The central government has issued a clarification on Dearness Relief (DR) saying that it is paid to central government pensioners on the original basic pension before commutation. The Ministry of Personnel, Public Grievances and Pensions further stated that this has come up due to a misunderstanding about whether the DR benefit is payable on the original basic pension before commutation or on the reduced pension after commutation.
The Department of Pension & Pensioners’ Welfare said, "References/Representations have been received in this Department seeking clarification whether the Dearness Relief is payable on original basic pension or on pension as reduced after commutation. It is clarified that dearness relief is payable on the original basic pension before commutation or such basic pension before commutation as revised on implementation of recommendations of Pay Commission etc. and not on the pension as reduced after deduction of commuted pension."
To offset the price increase, retired central government employees and family pension beneficiaries are granted DR benefits under Rule 52 of the CCS (Pension) Rules, 2021. Even those receiving compassionate allowance under Rule 41 are eligible for this benefit.

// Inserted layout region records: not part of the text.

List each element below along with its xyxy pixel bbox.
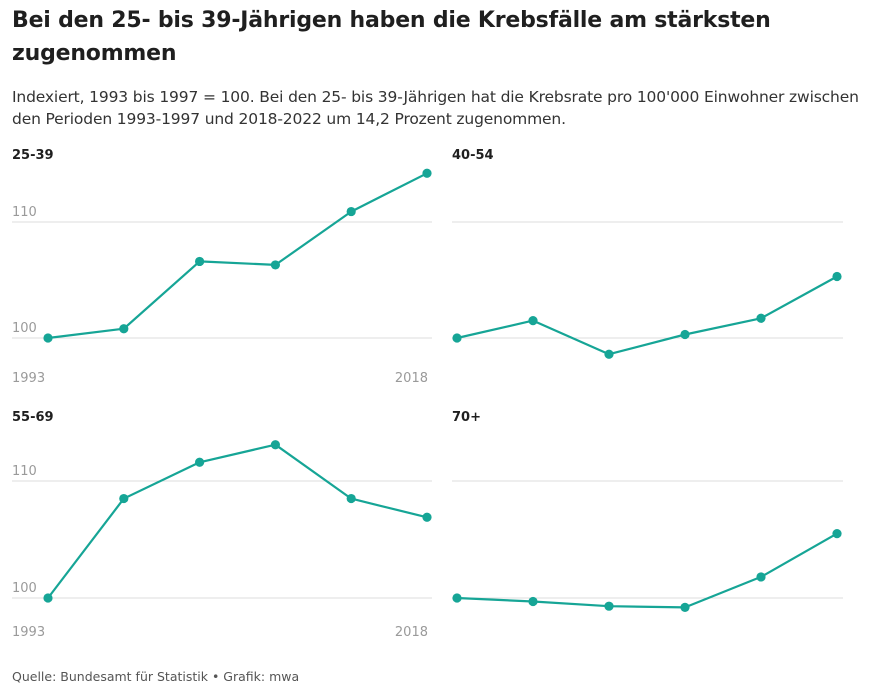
y-tick-label: 110: [12, 464, 37, 479]
data-point: [43, 593, 53, 603]
chart-title: Bei den 25- bis 39-Jährigen haben die Kr…: [12, 8, 771, 66]
panel-title: 55-69: [12, 410, 54, 425]
data-point: [756, 572, 766, 582]
x-tick-label: 2018: [395, 371, 428, 386]
series-line: [455, 532, 839, 609]
data-point: [680, 329, 690, 340]
data-point: [270, 440, 280, 450]
data-point: [119, 493, 129, 504]
series-line: [455, 275, 839, 356]
data-point: [604, 349, 614, 359]
data-point: [270, 260, 280, 270]
data-point: [452, 593, 462, 603]
x-tick-label: 1993: [12, 625, 45, 640]
panel-title: 40-54: [452, 148, 494, 163]
data-point: [832, 529, 842, 539]
data-point: [528, 596, 538, 607]
chart-subtitle: Indexiert, 1993 bis 1997 = 100. Bei den …: [12, 88, 859, 128]
y-tick-label: 110: [12, 205, 37, 220]
series-line: [46, 443, 429, 600]
data-point: [195, 256, 205, 267]
panel-title: 70+: [452, 410, 481, 425]
data-point: [528, 316, 538, 326]
data-point: [195, 457, 205, 467]
data-point: [604, 601, 614, 611]
x-tick-label: 1993: [12, 371, 45, 386]
data-point: [756, 313, 766, 323]
data-point: [422, 512, 432, 522]
data-point: [452, 333, 462, 343]
data-point: [43, 333, 53, 343]
panel-title: 25-39: [12, 148, 54, 163]
data-point: [832, 271, 842, 282]
x-tick-label: 2018: [395, 625, 428, 640]
data-point: [119, 324, 129, 334]
series-line: [46, 172, 429, 340]
y-tick-label: 100: [12, 581, 37, 596]
data-point: [346, 493, 356, 504]
data-point: [422, 168, 432, 178]
y-tick-label: 100: [12, 321, 37, 336]
source-note: Quelle: Bundesamt für Statistik • Grafik…: [12, 669, 300, 684]
data-point: [680, 602, 690, 612]
data-point: [346, 206, 356, 217]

Under the 7th Central Pay Commission, the DR rate for central government pensioners is currently 38 per cent. It is based on the basic pension prior to commutation, not the reduced pension following commutation. The 38 per cent DR rate will be in effect beginning July 1, 2022, as the central government recently announced a 4 per cent DA and DDR increase.
The Union Cabinet approved a 4 per cent increase in dearness allowance (DA) and dearness relief (DR) effective July 1, 2022, which will benefit 50 lakh central government employees and 65 lakh pensioners. The 4 per cent increase increased the DA and DR to 38 per cent of basic pay or pension, respectively.